Treating your ESG and risk management functions as different entities can lead to organizational dysfunction, double penalties and declining portfolio resilience. Stanford University recommends a better path forward.
Why should investment organizations care: Recent shocks such as the COVID pandemic, natural disasters and socio-political turbulence proved that ESG factors have a substantial impact on your asset values, and present both risk and opportunities.

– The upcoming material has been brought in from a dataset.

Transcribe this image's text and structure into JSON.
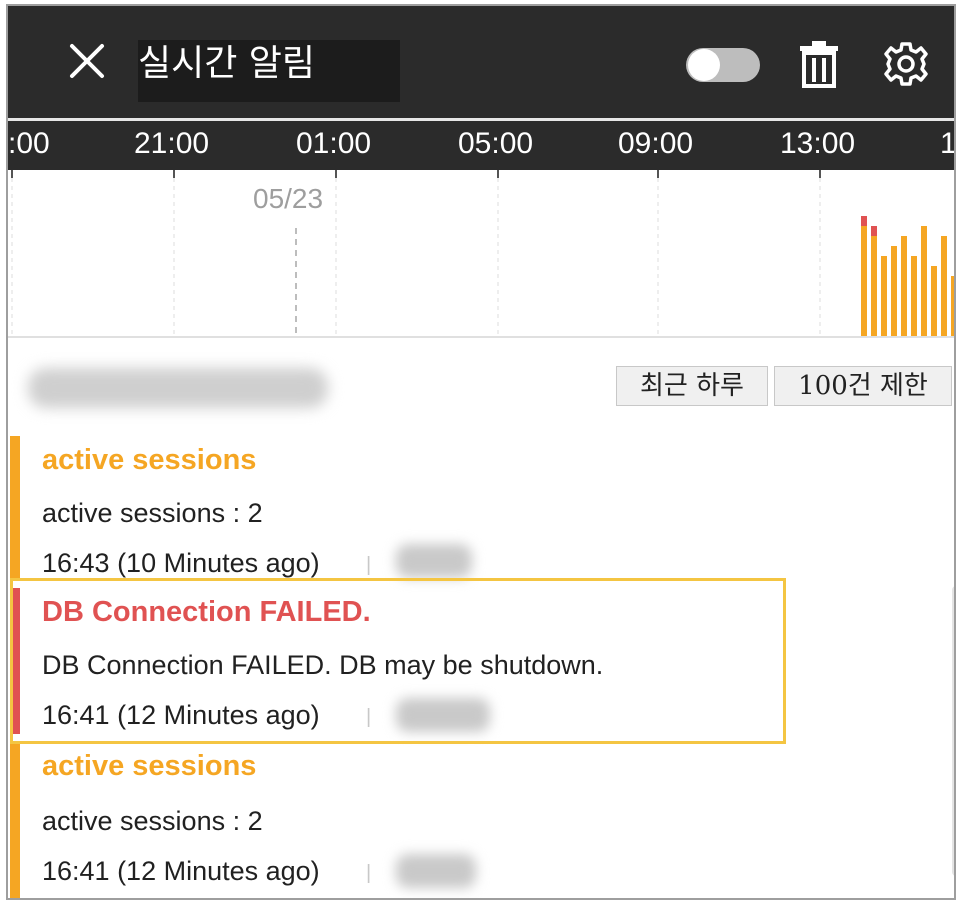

Consider these polar opposite numbers:
- Risk – $825.4 billion is the cost of weather and climate disasters in the U.S. that resulted in damage of at least $1 billion each over the decade that ended in 2020.
- Opportunity – $1.5 trillion is the value of new revenue opportunities from low-carbon goods and services, according to European companies in their 2019 disclosures to CDP.

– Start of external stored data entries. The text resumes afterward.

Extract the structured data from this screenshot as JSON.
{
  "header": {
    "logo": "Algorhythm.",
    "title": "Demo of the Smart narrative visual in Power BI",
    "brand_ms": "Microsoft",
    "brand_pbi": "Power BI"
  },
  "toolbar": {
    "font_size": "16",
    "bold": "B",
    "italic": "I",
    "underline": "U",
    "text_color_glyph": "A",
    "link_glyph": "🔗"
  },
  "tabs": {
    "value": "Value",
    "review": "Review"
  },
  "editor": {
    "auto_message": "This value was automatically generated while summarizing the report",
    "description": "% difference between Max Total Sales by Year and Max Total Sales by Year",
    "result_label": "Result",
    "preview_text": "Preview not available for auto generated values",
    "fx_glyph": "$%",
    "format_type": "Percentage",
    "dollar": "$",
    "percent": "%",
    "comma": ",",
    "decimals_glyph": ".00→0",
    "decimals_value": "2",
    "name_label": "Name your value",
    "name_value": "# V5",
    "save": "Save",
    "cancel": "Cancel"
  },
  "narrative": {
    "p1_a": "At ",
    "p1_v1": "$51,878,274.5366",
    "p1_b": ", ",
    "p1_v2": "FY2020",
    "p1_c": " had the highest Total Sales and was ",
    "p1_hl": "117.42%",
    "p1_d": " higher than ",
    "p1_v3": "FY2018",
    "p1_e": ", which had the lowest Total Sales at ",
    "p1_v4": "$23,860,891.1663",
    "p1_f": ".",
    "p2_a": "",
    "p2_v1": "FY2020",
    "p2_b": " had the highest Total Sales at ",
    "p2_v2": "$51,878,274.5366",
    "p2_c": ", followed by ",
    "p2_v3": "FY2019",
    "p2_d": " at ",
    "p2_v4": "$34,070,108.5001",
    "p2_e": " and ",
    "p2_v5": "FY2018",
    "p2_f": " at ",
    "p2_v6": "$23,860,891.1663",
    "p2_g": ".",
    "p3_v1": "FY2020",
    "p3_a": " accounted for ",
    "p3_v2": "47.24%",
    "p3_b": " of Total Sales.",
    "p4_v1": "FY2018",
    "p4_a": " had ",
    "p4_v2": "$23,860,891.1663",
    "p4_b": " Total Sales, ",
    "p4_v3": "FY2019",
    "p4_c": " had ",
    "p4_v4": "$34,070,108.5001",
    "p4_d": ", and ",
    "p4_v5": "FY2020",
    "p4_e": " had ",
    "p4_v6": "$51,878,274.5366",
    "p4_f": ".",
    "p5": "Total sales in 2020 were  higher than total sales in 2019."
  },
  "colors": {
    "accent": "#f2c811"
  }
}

Here’s the catch: As wealth management and private equity organizations grapple with ESG risks and opportunities, they are forced to make short-term, almost knee-jerk decisions in siloed environments rather than adopt a cohesive ESG and risk management strategy.
“It is almost as if investment leaders are stuck between a rock and a hard place: they need to consider ESG factors in the near term, while simultaneously dealing with the pressure to avoid excessive short-termism in managing risk in their investment process,” says Ashby Monk, Executive Director, Global Projects Center, Stanford University
Mind the gap: “Chief investment officers and asset managers need to move past looking at risk from only a loss or volatility perspective as it promotes short-termism, suppresses innovation, and most importantly, deprioritizes the role of ESG on asset value,” adds Monk. This lack of integration between ESG and risk management imposes a double penalty by making general risk management too insensitive to ESG risks and making ESG concerns disconnected from overarching, day-to-day risk management.
Despite the downsides of a siloed approach, ESG analysis and risk management are still treated as separate functions by most investment organizations (especially institutional investment organizations, such as public pension funds, endowments, and sovereign wealth funds). Hence, it’s critical for wealth and asset management leaders to think in terms of resilience and not just risk.
Rethink resilience: Most rudimentary definitions of resilience center around the capacity to adjust to change while maintaining core capabilities, however, Stanford University’s new framework urges wealth managers and investors to rethink resilience in terms of a perpetual and constructive response to both “change signals” and the actual change.
This results in a proactive stance in the face of volatility. Organizations and portfolios are enabled to become more flexible and innovative. As an asset management leader, you would need to focus on continuous detection, smart absorption, efficient recovery and systematic optimization through learning that can help your organization stay nimble and resilient. Easier said than done! This is exactly where technology and data come into play.
Factor in technology and data: “Having high-quality, well-aligned ESG data can significantly help in integrating ESG and risk management,” says Frank Meehan, CEO of Equilibrium, Part of FiscalNote. In essence, your systems and data need to be resilient, too. At the very least your sustainability and carbon footprint management system needs to tick three boxes:
Meehan recommends investigating if the platform can cover the current landscape of the “E”, the “S” and the “G” portfolio metrics. Oftentimes, investment leaders only are able to monitor and audit the carbon footprint side of things when the regulatory environment and stakeholders are also interested in a more holistic picture.
“Future-proof your technology investment by understanding how quickly your data management platform can adapt to the everchanging regulatory environment, your growing supply chain and vendor ecosystem, and geographic aspects of your portfolio,” adds Meehan
Question if the data dashboards help cut through the very noisy ESG landscape? Are the reports shareable across multiple teams and stakeholders and most of all, are you investing in just a platform or a true solution with ESG experts to also guide you?